Так судит критик. Он прав с своей точки зрения; но прав ли он с точки зрения редактора? Редактор, отвечающий перед публикою за журнал, может ли, положа руку на сердце, признать отзыв о повести г. Григоровича — не говорю справедливым, но безвредным для современной литературы?.. Почему же не принять и противоположного взгляда на вещи? — возразят нам.

О, это дело другое! Принимайте, если вам угодно; но не считайте себя за то представителем определенного образа мыслей, не говорите о направлении, о духе своего жала, не выдавайте противоречий и разногласных мнений, напечатанных одним шрифтом и под одною оберткой, за журнал.

III

Приступаем к третьей статье, о которой мы хотели говорить.
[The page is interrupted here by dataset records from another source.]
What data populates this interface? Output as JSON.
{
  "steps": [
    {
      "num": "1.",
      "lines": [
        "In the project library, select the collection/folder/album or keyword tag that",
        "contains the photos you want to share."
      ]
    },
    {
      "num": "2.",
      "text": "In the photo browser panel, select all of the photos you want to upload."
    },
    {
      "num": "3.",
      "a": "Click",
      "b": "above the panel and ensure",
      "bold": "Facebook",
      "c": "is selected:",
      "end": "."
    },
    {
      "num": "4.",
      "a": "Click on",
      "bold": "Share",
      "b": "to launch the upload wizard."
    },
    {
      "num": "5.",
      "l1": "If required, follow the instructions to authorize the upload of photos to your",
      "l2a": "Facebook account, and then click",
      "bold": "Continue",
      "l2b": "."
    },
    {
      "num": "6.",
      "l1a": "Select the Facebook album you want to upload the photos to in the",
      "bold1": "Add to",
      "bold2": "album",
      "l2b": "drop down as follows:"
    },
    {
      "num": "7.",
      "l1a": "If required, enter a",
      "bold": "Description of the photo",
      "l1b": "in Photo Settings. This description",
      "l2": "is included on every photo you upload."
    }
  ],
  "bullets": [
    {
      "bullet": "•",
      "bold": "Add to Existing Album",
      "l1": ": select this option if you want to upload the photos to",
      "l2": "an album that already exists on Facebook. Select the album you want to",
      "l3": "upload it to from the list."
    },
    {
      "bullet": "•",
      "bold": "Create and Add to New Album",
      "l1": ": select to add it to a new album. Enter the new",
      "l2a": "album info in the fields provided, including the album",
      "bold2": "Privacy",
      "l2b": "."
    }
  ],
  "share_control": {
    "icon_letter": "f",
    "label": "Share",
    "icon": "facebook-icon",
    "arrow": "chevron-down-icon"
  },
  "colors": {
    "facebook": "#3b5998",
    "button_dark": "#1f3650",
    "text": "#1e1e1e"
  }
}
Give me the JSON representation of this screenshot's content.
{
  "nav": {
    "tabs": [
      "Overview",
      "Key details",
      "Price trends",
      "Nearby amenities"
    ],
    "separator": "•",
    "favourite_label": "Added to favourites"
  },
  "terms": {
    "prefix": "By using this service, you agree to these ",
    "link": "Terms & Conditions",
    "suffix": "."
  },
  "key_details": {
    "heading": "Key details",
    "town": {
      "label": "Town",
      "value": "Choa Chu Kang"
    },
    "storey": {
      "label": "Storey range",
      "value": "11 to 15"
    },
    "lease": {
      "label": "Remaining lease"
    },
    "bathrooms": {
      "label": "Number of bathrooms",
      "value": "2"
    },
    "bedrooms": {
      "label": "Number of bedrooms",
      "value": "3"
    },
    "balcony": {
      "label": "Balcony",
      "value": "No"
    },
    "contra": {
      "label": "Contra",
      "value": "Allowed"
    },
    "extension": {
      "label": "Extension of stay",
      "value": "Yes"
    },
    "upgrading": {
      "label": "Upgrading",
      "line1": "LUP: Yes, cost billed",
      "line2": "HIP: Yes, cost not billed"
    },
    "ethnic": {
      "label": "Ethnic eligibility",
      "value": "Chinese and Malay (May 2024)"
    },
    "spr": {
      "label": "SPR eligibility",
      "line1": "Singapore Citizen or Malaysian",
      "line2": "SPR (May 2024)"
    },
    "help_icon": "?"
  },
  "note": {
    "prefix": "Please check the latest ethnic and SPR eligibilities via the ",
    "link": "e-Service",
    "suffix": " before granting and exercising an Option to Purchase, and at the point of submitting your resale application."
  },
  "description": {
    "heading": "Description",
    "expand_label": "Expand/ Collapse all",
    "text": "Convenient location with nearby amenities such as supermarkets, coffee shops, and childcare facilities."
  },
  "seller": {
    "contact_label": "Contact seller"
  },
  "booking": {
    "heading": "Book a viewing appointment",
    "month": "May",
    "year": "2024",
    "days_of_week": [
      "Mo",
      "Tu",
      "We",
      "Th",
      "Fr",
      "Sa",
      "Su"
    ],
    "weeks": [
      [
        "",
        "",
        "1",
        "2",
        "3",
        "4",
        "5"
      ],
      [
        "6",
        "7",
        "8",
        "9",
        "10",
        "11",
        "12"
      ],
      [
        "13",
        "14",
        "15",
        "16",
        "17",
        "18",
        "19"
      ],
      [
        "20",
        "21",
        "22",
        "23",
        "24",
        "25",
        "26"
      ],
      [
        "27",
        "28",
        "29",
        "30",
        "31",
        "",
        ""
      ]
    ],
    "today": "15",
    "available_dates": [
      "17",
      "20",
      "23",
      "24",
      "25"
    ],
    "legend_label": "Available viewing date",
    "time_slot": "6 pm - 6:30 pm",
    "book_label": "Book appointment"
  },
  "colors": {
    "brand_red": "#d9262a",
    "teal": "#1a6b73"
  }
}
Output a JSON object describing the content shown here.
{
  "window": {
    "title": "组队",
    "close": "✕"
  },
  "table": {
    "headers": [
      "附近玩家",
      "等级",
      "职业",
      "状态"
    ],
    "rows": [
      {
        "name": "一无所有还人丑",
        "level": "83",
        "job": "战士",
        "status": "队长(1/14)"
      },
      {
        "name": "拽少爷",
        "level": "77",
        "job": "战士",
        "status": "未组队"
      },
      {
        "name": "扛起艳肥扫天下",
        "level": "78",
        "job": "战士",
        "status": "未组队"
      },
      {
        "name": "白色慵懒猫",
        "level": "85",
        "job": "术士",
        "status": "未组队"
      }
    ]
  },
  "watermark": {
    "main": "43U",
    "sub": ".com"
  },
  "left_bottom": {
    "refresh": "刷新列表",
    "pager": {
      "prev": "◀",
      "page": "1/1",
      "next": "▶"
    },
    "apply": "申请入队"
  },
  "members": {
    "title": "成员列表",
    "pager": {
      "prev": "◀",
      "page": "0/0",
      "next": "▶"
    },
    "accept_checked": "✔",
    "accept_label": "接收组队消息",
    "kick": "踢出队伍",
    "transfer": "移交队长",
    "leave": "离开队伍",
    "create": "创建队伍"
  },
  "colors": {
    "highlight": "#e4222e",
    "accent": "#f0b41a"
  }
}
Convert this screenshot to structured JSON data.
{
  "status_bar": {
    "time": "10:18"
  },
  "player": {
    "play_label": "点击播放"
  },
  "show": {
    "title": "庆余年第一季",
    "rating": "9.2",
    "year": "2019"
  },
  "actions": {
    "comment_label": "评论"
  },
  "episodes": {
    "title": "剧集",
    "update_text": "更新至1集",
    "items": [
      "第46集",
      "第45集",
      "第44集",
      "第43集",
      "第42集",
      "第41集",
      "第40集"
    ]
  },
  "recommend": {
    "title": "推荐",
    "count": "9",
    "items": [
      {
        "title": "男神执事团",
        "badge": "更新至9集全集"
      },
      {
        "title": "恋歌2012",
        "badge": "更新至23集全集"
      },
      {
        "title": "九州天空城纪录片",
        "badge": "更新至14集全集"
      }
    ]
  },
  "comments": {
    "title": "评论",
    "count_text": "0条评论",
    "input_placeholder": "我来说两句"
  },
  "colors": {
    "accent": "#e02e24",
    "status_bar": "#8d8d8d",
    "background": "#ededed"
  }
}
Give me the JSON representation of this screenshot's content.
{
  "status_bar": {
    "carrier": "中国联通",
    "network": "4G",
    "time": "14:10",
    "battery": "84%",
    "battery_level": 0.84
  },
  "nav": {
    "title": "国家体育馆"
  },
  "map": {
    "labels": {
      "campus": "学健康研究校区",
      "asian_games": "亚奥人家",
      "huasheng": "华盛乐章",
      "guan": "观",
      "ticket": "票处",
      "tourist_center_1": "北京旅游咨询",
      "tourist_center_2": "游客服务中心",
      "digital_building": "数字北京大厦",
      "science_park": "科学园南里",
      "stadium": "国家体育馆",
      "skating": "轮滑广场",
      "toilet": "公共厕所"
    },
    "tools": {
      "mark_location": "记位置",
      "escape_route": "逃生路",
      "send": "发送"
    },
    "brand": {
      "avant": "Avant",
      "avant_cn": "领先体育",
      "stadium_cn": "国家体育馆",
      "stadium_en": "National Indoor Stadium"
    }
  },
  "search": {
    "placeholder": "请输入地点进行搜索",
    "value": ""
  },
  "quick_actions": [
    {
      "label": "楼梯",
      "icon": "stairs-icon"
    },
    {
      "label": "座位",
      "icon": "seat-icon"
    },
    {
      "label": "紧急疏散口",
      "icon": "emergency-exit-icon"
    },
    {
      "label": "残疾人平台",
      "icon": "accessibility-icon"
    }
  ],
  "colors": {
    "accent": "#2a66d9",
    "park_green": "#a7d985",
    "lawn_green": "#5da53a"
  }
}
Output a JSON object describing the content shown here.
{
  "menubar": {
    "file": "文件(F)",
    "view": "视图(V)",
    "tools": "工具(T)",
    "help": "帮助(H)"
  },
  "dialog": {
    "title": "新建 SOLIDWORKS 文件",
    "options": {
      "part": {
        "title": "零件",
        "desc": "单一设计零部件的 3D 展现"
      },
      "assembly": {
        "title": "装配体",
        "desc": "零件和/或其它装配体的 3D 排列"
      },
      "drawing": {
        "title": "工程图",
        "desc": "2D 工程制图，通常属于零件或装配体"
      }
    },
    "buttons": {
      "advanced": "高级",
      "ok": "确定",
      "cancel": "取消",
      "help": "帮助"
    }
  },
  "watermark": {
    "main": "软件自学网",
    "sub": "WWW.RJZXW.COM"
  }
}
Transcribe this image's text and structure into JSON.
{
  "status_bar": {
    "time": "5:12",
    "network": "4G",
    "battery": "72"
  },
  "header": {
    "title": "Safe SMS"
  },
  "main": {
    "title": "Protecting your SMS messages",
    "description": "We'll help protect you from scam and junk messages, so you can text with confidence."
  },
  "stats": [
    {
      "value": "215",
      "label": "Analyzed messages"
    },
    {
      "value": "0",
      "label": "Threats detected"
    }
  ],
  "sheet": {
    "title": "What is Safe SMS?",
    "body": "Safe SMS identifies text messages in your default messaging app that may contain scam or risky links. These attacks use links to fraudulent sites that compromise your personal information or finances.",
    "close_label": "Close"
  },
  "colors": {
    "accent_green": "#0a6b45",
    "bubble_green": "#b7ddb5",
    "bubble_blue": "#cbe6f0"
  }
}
Г-н Белинский в своей литературной деятельности составляет совершенную противоположность г. Никитенке. Он почти никогда не является самим собою и редко пишет по свободному внушению. Вовсе не чуждый эстетического чувства (чему доказательством служат особенно прежние статьи его), он как будто пренебрегает и, обладая собственным капиталом, постоянно живет в долг. С тех пор, как он явился на поприще критики, он был всегда под влиянием чужой мысли. Несчастная восприимчивость, способность понимать легко и поверхностно, отрекаться скоро и решительно от вчерашнего образа мыслей, увлекаться новизною и доводить ее до крайностей, держала его в какой-то постоянной тревоге, которая наконец обратилась в нормальное состояние и помешала развитию его способностей. Конечно, заимствование само по себе не только безвредно даже необходимо; беда в том, что заимствованная мысль, как бы искренно и страстно он ни предавался ей, все-таки остается для него чужою: он не успевает претворить ее в свое достояние, усвоить себе глубоко, и к несчастию усваивает настолько, что не имеет надобности мыслить самостоятельно.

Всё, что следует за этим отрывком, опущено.